Diane Dubeau : Toute la vérité
Scène

Diane Dubeau : Toute la vérité

Après trois ans de représentations, cinq de travail, Diane Dubeau complète son «autobiographie fictive» d’une femme artiste. Élyse III, le dernier volet de la trilogie du Théâtre de la Nouvelle Lune, sera créé à l’Espace Libre le 4 avril.

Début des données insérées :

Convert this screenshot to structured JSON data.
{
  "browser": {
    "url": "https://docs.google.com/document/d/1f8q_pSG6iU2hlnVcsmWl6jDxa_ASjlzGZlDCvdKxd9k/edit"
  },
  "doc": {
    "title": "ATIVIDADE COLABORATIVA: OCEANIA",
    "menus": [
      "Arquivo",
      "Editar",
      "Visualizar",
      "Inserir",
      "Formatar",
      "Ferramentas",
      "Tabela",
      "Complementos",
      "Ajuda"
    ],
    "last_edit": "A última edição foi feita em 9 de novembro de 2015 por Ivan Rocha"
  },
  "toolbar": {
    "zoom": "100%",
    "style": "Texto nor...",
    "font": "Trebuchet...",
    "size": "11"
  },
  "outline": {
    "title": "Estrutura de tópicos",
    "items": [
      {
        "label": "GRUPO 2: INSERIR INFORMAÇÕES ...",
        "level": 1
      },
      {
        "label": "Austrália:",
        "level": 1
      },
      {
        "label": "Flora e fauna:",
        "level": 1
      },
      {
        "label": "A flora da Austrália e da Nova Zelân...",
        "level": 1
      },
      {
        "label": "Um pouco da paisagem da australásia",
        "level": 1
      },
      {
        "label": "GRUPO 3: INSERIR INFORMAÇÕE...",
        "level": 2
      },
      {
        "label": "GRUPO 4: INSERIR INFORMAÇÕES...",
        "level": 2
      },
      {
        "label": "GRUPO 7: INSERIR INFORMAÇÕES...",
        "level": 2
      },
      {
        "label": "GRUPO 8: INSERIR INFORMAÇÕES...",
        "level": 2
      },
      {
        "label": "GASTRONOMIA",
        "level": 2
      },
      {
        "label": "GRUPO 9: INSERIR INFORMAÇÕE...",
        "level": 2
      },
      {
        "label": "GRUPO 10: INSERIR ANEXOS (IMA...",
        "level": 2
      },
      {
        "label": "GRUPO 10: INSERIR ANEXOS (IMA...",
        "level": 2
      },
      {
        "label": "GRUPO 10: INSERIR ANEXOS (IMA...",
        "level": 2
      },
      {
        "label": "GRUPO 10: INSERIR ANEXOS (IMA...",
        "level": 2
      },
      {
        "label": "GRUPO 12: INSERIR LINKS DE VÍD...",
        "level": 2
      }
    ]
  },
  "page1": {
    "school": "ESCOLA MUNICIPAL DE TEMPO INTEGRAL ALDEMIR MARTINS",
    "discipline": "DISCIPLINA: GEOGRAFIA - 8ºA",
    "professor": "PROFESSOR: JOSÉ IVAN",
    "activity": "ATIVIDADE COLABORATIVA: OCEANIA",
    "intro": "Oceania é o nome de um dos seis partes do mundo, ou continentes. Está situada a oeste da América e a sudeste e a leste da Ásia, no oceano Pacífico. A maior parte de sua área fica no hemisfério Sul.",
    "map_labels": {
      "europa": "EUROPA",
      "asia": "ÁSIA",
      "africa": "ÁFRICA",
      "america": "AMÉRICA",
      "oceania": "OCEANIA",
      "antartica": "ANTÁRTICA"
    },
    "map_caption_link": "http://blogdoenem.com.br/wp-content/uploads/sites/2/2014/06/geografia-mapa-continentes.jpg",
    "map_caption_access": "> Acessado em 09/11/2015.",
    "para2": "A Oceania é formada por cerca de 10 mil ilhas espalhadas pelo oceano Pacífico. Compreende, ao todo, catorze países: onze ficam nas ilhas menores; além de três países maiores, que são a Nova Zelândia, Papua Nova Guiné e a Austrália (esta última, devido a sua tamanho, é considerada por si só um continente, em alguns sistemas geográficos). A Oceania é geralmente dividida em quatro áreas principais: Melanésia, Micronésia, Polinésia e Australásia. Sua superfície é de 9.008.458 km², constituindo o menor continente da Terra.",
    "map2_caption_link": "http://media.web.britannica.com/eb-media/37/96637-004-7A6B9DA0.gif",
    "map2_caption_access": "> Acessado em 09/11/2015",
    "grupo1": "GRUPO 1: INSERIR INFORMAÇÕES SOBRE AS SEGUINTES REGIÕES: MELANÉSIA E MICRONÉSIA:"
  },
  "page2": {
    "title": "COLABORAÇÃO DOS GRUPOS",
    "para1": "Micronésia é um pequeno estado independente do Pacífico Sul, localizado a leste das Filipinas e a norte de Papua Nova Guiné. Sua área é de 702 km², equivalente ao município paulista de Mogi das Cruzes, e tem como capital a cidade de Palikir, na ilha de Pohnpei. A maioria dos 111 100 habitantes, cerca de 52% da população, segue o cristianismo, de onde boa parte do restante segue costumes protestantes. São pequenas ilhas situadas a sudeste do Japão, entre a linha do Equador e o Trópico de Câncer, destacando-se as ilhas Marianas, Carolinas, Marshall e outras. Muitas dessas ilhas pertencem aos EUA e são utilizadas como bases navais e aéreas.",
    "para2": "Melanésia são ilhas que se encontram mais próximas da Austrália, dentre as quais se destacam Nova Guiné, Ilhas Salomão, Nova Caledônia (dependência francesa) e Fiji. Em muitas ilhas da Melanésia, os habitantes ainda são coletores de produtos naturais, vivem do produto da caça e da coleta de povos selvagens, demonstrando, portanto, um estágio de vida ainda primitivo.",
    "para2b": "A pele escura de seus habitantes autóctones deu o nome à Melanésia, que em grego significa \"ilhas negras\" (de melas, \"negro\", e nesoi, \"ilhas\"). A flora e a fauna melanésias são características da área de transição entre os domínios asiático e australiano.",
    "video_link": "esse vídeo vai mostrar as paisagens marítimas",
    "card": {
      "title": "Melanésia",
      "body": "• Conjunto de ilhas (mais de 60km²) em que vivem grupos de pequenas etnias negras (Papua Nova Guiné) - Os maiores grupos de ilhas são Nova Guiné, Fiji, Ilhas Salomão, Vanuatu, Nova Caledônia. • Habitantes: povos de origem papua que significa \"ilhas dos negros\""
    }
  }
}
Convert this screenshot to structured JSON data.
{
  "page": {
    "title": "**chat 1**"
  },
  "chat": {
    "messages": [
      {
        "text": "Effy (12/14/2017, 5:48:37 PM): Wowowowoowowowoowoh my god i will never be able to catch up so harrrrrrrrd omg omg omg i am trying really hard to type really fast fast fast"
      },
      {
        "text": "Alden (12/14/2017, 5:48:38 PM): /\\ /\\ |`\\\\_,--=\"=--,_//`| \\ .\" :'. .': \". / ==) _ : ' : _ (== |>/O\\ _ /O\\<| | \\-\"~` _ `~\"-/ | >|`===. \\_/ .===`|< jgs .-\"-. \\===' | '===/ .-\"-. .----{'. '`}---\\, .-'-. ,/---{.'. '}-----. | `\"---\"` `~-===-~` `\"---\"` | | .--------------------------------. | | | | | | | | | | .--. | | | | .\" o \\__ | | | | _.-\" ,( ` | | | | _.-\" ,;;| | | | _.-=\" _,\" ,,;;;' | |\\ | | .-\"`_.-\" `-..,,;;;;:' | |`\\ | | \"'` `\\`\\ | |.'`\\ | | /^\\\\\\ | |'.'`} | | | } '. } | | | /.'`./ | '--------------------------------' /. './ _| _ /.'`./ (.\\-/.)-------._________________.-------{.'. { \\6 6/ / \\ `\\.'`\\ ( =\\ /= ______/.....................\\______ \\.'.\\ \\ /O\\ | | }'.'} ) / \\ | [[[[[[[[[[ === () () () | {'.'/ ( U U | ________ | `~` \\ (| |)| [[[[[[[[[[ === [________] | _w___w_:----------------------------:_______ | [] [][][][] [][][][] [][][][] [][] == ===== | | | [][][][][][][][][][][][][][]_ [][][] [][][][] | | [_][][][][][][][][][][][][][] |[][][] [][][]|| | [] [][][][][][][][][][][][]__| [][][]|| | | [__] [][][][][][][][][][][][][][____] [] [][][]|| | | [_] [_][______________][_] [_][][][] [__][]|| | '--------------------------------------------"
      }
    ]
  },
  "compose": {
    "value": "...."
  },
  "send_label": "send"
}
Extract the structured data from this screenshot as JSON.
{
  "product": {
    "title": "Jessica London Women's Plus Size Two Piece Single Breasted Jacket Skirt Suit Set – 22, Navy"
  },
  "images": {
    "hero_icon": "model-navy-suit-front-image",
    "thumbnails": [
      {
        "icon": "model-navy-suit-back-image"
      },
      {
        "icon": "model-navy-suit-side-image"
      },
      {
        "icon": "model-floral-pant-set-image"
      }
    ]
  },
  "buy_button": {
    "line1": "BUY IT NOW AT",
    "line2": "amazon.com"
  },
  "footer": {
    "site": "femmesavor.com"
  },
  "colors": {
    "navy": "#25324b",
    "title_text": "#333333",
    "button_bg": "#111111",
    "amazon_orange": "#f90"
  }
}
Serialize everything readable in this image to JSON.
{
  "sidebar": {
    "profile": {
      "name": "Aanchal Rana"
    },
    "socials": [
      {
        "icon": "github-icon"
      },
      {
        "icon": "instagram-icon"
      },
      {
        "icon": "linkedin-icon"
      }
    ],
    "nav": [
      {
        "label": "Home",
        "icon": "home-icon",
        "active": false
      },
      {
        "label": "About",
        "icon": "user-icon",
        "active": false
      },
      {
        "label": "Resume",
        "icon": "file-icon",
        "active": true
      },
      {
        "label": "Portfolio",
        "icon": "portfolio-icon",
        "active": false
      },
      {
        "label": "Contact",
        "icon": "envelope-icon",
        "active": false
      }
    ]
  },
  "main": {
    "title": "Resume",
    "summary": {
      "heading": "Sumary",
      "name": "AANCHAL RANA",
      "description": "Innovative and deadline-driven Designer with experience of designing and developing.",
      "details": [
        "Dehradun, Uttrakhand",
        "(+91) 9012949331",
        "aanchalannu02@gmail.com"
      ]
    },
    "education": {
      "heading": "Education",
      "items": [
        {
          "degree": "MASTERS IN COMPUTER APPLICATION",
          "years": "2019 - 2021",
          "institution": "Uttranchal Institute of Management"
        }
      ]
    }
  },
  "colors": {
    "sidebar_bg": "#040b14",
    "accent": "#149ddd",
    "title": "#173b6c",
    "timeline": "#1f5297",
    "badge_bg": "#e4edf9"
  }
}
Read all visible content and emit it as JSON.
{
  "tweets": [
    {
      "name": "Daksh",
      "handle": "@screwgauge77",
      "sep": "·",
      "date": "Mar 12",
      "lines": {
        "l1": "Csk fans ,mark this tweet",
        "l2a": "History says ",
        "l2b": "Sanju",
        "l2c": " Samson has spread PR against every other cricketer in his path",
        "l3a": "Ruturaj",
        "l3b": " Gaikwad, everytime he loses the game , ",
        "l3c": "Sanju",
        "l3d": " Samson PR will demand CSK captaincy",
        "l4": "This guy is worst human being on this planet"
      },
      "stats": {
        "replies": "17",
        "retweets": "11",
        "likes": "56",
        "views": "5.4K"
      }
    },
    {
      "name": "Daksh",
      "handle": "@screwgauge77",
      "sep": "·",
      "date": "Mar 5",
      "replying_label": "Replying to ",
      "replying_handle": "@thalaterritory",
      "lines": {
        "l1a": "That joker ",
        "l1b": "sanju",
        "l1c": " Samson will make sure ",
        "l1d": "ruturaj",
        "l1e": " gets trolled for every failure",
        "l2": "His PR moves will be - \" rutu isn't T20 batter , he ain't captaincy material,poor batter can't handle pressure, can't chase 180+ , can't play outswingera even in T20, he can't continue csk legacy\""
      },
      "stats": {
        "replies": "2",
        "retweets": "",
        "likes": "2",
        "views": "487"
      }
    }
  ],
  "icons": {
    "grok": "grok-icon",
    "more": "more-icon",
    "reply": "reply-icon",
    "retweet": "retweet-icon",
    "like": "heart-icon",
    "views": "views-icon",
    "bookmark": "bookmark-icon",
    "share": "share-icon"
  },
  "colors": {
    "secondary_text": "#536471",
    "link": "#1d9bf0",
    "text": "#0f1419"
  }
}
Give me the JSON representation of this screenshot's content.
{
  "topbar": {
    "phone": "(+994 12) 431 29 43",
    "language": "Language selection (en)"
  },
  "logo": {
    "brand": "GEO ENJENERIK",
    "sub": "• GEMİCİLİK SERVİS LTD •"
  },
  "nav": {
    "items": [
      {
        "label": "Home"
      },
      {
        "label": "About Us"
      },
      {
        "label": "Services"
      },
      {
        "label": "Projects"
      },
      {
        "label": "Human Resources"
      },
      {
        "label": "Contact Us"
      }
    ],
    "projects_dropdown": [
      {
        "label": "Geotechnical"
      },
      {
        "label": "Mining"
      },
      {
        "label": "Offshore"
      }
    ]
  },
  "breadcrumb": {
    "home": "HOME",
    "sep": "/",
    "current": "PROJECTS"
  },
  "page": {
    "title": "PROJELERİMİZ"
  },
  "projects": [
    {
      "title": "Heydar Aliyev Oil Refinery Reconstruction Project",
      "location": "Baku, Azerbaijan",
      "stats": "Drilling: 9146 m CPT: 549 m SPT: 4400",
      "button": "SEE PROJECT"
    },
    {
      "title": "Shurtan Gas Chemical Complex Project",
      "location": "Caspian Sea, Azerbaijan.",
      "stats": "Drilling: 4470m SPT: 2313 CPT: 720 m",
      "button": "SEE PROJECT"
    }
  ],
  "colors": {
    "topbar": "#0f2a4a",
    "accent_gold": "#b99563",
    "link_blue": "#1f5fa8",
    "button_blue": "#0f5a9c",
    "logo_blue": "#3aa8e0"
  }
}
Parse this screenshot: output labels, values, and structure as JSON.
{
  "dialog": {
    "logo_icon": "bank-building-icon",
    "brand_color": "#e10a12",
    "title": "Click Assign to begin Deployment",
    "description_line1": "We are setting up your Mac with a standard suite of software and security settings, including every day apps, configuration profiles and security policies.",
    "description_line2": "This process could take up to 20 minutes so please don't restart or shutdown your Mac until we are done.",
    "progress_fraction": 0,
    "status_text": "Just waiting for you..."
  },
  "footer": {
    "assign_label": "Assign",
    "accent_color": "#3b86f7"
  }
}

Elles sont rares, les recherches théâtrales qui s’étalent ainsi sur plusieurs années. Après trois ans de représentations, cinq de travail, Diane Dubeau complète son «autobiographie fictive» d’une femme artiste. Élyse III, dernier volet de la trilogie du Théâtre de la Nouvelle Lune, sera créé à l’Espace Libre le 4 avril.
À travers ces spectacles aux «formes extrêmement différentes», on a pu suivre, en parallèle avec l’histoire du Québec, le parcours d’une femme présentant chaque fois un visage autre. Cette fois, Élyse (Dubeau elle-même) invente trois hommes – faisant écho à l’Élyse détriplée du premier spectacle – «qui deviennent le support de son propre rêve, donc qui transposent ce qu’elle est en train de vivre. C’est plus une transposition des sensations. Le spectacle explore comment exprimer la sensation au théâtre».
Et c’est une femme qui fait parler trois personnages masculins (Daniel Desputeau, Hugues Fortin et Jean Maheux). Les mâles ne seraient-ils plus capables de parler par eux-mêmes? «Peut-être, répond Diane Dubeau en riant. La question se pose, en tout cas: ils sont rendus où, les hommes? Ils ont été définis par les femmes, depuis les années 70. Mais est-ce qu’ils se sont définis eux-mêmes? Ils ont toujours un rapport à la femme, et pas un rapport à ce qu’ils sont, eux.»
Après la Grande Noirceur et la Révolution tranquille, le spectacle numéro trois se penche sur les années 1980 à 2000. Peu de recul pour la créatrice, donc. «Ç’a a été beaucoup plus difficile. On peut avoir un avis sur les années passées, tandis que là, il faut avoir un avis sur nous-mêmes. Et à partir du moment où on veut prendre parti, il faut remettre en question sa propre morale, sa propre manière de vivre. Donc, le spectacle pose des questions sur l’individualisme galopant, le manque de pensée collective. Les relations de couple, ou leur absence, sont rendues presque à l’avant-plan de notre vie. Quand il n’y a plus d’idéologie collective, c’est vraiment le ersonnel qui prend toute la place.»
Sa présence sur scène relève plutôt d’un concours de circonstances, mais Diane Dubeau admet volontiers que ce troisième segment est probablement «le plus personnel, même si je pense avoir toujours une bonne distance par rapport à ce que je fais». Celui qui ressemble le plus au théâtre peu conventionnel auquel elle aspire. «Je rêve d’un théâtre qui soit un art véritable. Où le fond et la forme soient en adéquation. Très souvent, on se prend au calque de la vérité. Je trouve que le théâtre perd souvent sa profondeur artistique.»
L’auteure et metteure en scène s’avoue très fière d’Élyse III. «C’est intimiste, c’est une quête d’identité, et ça ne fait pas de concessions à la mode, à ce qu’il faut faire, à ce qui est théâtral. C’était nécessaire pour moi, à ce moment-ci, de refuser la demi-mesure, d’aller vraiment au bout de ce que je voulais dire, et de comment je voulais le dire, aussi. J’ai l’impression que, professionnellement, j’ai fait beaucoup de concessions, ces dernières années, sur mon propre langage.»
«Quand cède aux concessions, on tente d’être autre, avance Diane Dubeau. Et la principale chose, pas seulement pour les artistes, mais pour tout le monde, c’est vraiment de correspondre à ce qu’on est. L’authenticité supporte mal la concession. On est dans une société de faux-semblants, où on n’a plus beaucoup de valeurs d’intégrité. Alors, pour moi, il devient d’autant plus important de tendre vers une vérité avec soi-même.»